Hypnopompia, explores the liminal space between waking and dreaming, a threshold where logic dissolves and memory lingers. It is a state of in-betweenness, where presence and absence blur, and where space becomes emotionally and psychologically charged. Space here is not neutral. It is layered, lived, and remembered. It asks: How do we inhabit space, and how does space inhabit us?

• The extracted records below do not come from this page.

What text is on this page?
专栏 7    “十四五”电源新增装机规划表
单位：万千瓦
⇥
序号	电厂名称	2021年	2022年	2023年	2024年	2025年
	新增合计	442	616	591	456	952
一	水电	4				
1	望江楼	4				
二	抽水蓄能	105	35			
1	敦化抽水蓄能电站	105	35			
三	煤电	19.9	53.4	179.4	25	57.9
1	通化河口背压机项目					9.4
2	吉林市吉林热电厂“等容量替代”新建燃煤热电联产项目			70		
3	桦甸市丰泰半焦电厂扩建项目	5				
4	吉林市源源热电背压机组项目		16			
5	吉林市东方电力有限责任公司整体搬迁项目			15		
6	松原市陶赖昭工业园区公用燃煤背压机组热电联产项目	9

Through architectural forms, soundscapes, and material interventions, my artwork evokes places that no longer exist physically but persist in memory: domes that whisper with the sounds of home, corridors that lead nowhere, and structures that hover between the real and the imagined. These are not literal reconstructions, but emotional architectures, fragments of lived experience suspended in time. Viewers are invited to move slowly, to listen closely, and to enter spaces of disorientation and intimacy. In doing so, they encounter the poetics of place, the quiet persistence of memory, and the complexities of displacement.
What do we carry from the spaces we leave behind? How do we navigate the in-between? And how might art serve as a vessel for remembering, resisting, and reimagining place?

About the Artist
Born in 1988 in Iran, Soheila Fallah is a multidisciplinary artist who holds a Bachelor of Fine Arts from the University of Art-Tehran (2014) and is currently an MFA candidate at the University of Saskatchewan. Her practice delves into themes of self-reflection, spatial perception, and cultural identity, drawing inspiration from conceptual art, human figures, and Iranian architectural elements.
Guided vision, inspired by the Iranian Shahre Farang, or Raree Show, is a recurring theme in her work. This influence allows her to explore the dynamic interplay between 'inside' and 'outside' as physical and emotional spaces. By bridging the known and unknown, she invites viewers to engage with abstract concepts and reflect on the complexities of perception.